Again, take my case. I can claim to be a human rights victim, that I was jailed for two years because I was student activist at the Ateneo and a labor organizer in factories in Marikina. That’s true, but not the whole truth. I was a firebrand Communist, believing in my heart that only through the dictatorship of the proletariat could humanity end man’s exploitation of man. I headed the party’s organization in the metropolis when we were arrested.
We were also organizing the first armed urban guerillas called romantically the Armed City Partisans. While we were pathetic, really kids playing soldier with untested World War II vintage carbines and pistols, those units would later evolve in the 1980s as deadly assassination squads, called the Alex Boncayao Brigade.
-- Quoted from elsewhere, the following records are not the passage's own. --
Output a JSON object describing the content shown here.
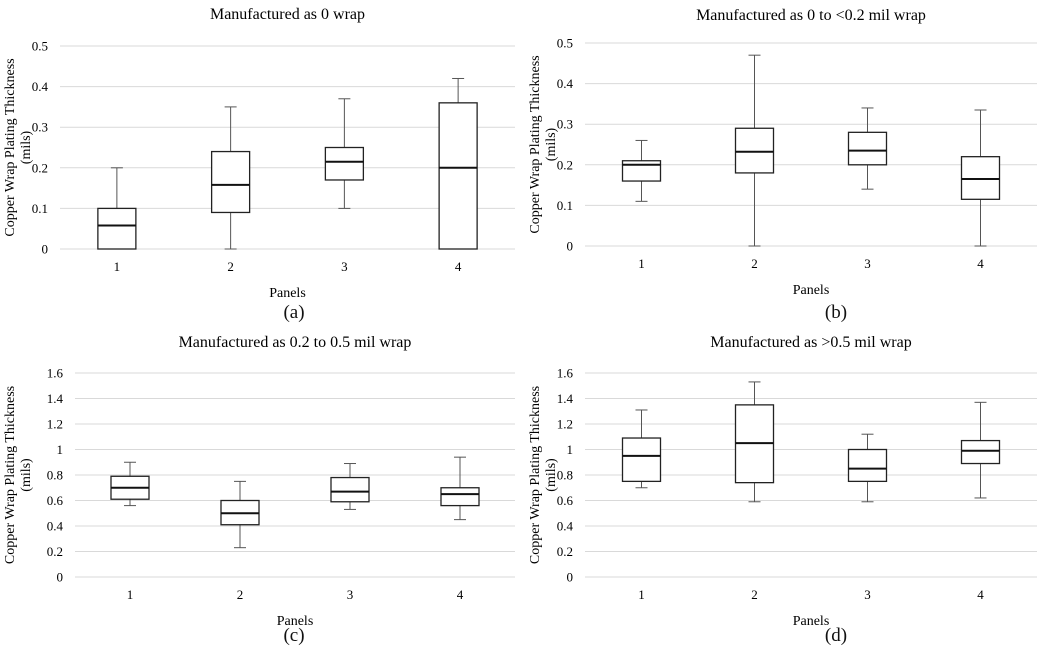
{
  "chart_data": [
    {
      "type": "box",
      "title": "Manufactured as 0 wrap",
      "xlabel": "Panels",
      "ylabel": "Copper Wrap Plating Thickness",
      "ylabel_unit": "(mils)",
      "caption": "(a)",
      "ylim": [
        0,
        0.5
      ],
      "yticks": [
        "0",
        "0.1",
        "0.2",
        "0.3",
        "0.4",
        "0.5"
      ],
      "ytick_values": [
        0,
        0.1,
        0.2,
        0.3,
        0.4,
        0.5
      ],
      "categories": [
        "1",
        "2",
        "3",
        "4"
      ],
      "boxes": [
        {
          "min": 0,
          "q1": 0,
          "median": 0.058,
          "q3": 0.1,
          "max": 0.2
        },
        {
          "min": 0,
          "q1": 0.09,
          "median": 0.158,
          "q3": 0.24,
          "max": 0.35
        },
        {
          "min": 0.1,
          "q1": 0.17,
          "median": 0.215,
          "q3": 0.25,
          "max": 0.37
        },
        {
          "min": 0,
          "q1": 0,
          "median": 0.2,
          "q3": 0.36,
          "max": 0.42
        }
      ]
    },
    {
      "type": "box",
      "title": "Manufactured as 0 to <0.2 mil wrap",
      "xlabel": "Panels",
      "ylabel": "Copper Wrap Plating Thickness",
      "ylabel_unit": "(mils)",
      "caption": "(b)",
      "ylim": [
        0,
        0.5
      ],
      "yticks": [
        "0",
        "0.1",
        "0.2",
        "0.3",
        "0.4",
        "0.5"
      ],
      "ytick_values": [
        0,
        0.1,
        0.2,
        0.3,
        0.4,
        0.5
      ],
      "categories": [
        "1",
        "2",
        "3",
        "4"
      ],
      "boxes": [
        {
          "min": 0.11,
          "q1": 0.16,
          "median": 0.2,
          "q3": 0.21,
          "max": 0.26
        },
        {
          "min": 0,
          "q1": 0.18,
          "median": 0.232,
          "q3": 0.29,
          "max": 0.47
        },
        {
          "min": 0.14,
          "q1": 0.2,
          "median": 0.235,
          "q3": 0.28,
          "max": 0.34
        },
        {
          "min": 0,
          "q1": 0.115,
          "median": 0.165,
          "q3": 0.22,
          "max": 0.335
        }
      ]
    },
    {
      "type": "box",
      "title": "Manufactured as 0.2 to 0.5 mil wrap",
      "xlabel": "Panels",
      "ylabel": "Copper Wrap Plating Thickness",
      "ylabel_unit": "(mils)",
      "caption": "(c)",
      "ylim": [
        0,
        1.6
      ],
      "yticks": [
        "0",
        "0.2",
        "0.4",
        "0.6",
        "0.8",
        "1",
        "1.2",
        "1.4",
        "1.6"
      ],
      "ytick_values": [
        0,
        0.2,
        0.4,
        0.6,
        0.8,
        1.0,
        1.2,
        1.4,
        1.6
      ],
      "categories": [
        "1",
        "2",
        "3",
        "4"
      ],
      "boxes": [
        {
          "min": 0.56,
          "q1": 0.61,
          "median": 0.7,
          "q3": 0.79,
          "max": 0.9
        },
        {
          "min": 0.23,
          "q1": 0.41,
          "median": 0.5,
          "q3": 0.6,
          "max": 0.75
        },
        {
          "min": 0.53,
          "q1": 0.59,
          "median": 0.67,
          "q3": 0.78,
          "max": 0.89
        },
        {
          "min": 0.45,
          "q1": 0.56,
          "median": 0.65,
          "q3": 0.7,
          "max": 0.94
        }
      ]
    },
    {
      "type": "box",
      "title": "Manufactured as >0.5 mil wrap",
      "xlabel": "Panels",
      "ylabel": "Copper Wrap Plating Thickness",
      "ylabel_unit": "(mils)",
      "caption": "(d)",
      "ylim": [
        0,
        1.6
      ],
      "yticks": [
        "0",
        "0.2",
        "0.4",
        "0.6",
        "0.8",
        "1",
        "1.2",
        "1.4",
        "1.6"
      ],
      "ytick_values": [
        0,
        0.2,
        0.4,
        0.6,
        0.8,
        1.0,
        1.2,
        1.4,
        1.6
      ],
      "categories": [
        "1",
        "2",
        "3",
        "4"
      ],
      "boxes": [
        {
          "min": 0.7,
          "q1": 0.75,
          "median": 0.95,
          "q3": 1.09,
          "max": 1.31
        },
        {
          "min": 0.59,
          "q1": 0.74,
          "median": 1.05,
          "q3": 1.35,
          "max": 1.53
        },
        {
          "min": 0.59,
          "q1": 0.75,
          "median": 0.85,
          "q3": 1.0,
          "max": 1.12
        },
        {
          "min": 0.62,
          "q1": 0.89,
          "median": 0.99,
          "q3": 1.07,
          "max": 1.37
        }
      ]
    }
  ]
}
I don’t like to be called a “human rights victim,” as that makes me look like a wimp and it is inauthentic. We were revolutionaries of that era, but we lost. If we had won, we would have put Ramos, Enrile and all the Marcoses – as well as the landlords like the Cojuangcos and Aquinos – in prison, or most likely in front of firing squads.
And if there were a proletarian heaven, my departed comrades peeking down at us would be so angry at being used by Aquino in his anti-Marcos propaganda and portrayed as pussies, “Martial Law victims.” They would prefer to be called Revolutionary Martyrs.